Let's start by analyzing the horizontal case. In this scenario, the stone is whirled horizontally in a circle, and the tension in the string is denoted as T_horizontal. We are not given the value of T_horizontal, but we can find it based on other information.
The tension in the string can be related to the speed of the stone using the centripetal force formula:
T = (m * v^2) / r
where T is the tension, m is the mass of the stone, v is the velocity (speed) of the stone, and r is the radius of the circular path.

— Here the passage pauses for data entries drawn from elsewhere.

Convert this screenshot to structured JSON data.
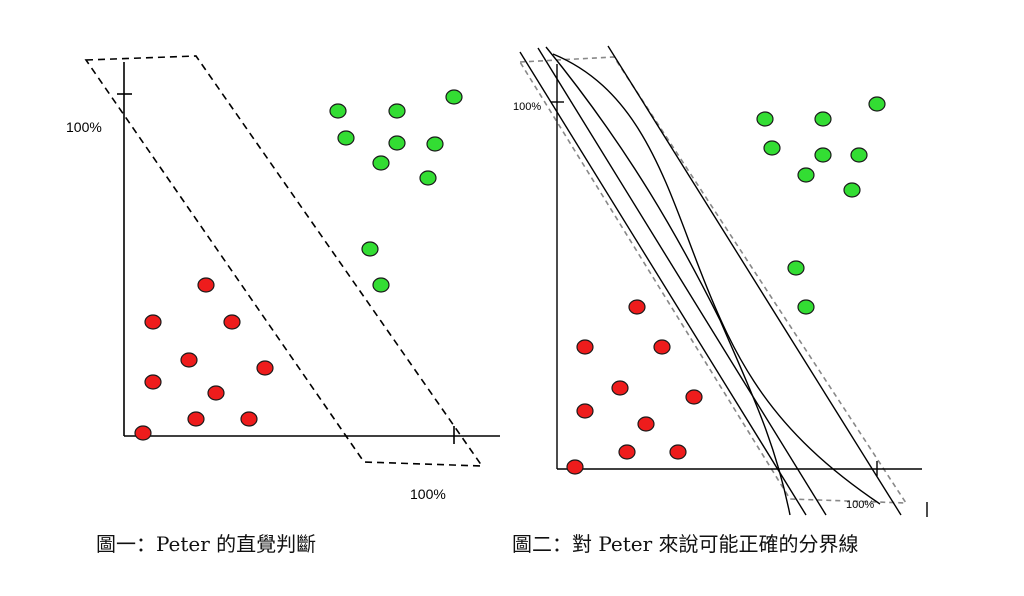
{
  "figure1": {
    "caption": "圖一：Peter 的直覺判斷",
    "y_axis_label": "100%",
    "x_axis_label": "100%",
    "colors": {
      "red": "#ee1c1c",
      "green": "#33dd33"
    }
  },
  "figure2": {
    "caption": "圖二：對 Peter 來說可能正確的分界線",
    "y_axis_label": "100%",
    "x_axis_label": "100%",
    "colors": {
      "red": "#ee1c1c",
      "green": "#33dd33"
    }
  }
}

Since the stone is tied to a string, the tension in the string provides the centripetal force required to keep the stone in circular motion. Therefore, we can equate T_horizontal to the centripetal force.
On the horizontal circular path, the tension in the string is the only force acting on the stone in the vertical direction. So, T_horizontal is equal to the weight of the stone (mg), where g is the acceleration due to gravity (9.8 m/s^2).
T_horizontal = mg
Now, let's move on to the vertical case. In this scenario, the stone is whirled vertically in a circle. The maximum tension in the string is given as 14.0% larger than the tension in the horizontal case.
T_vertical = T_horizontal + 0.14 * T_horizontal
= T_horizontal * (1 + 0.14)
= T_horizontal * 1.14
We already know that T_horizontal = mg.
T_vertical = mg * 1.14
Since the stone is whirled in a circular motion, the tension in the string provides the centripetal force. Therefore, T_vertical can also be related to the velocity of the stone using the same centripetal force formula:
T_vertical = (m * v^2) / r
Now we can equate the expressions for T_vertical:
mg * 1.14 = (m * v^2) / r
The mass (m) cancels out, allowing us to solve for v:
1.14 * g = v^2 / r
To find the speed of the stone, we need the value of g (acceleration due to gravity) and r (the length of the string).
Substituting g = 9.8 m/s^2 and r = 1.29 m into the equation, we can calculate the speed of the stone:
1.14 * 9.8 = v^2 / 1.29
10.872 = v^2 / 1.29
v^2 = 10.872 * 1.29
v^2 = 14.0289
Taking the square root of both sides, we get:
v = √14.0289
v ≈ 3.748 m/s
Therefore, the speed of the stone is approximately 3.748 m/s.
You can also refer to Interactive Solution 5.46 for a visual representation and further explanation of this problem.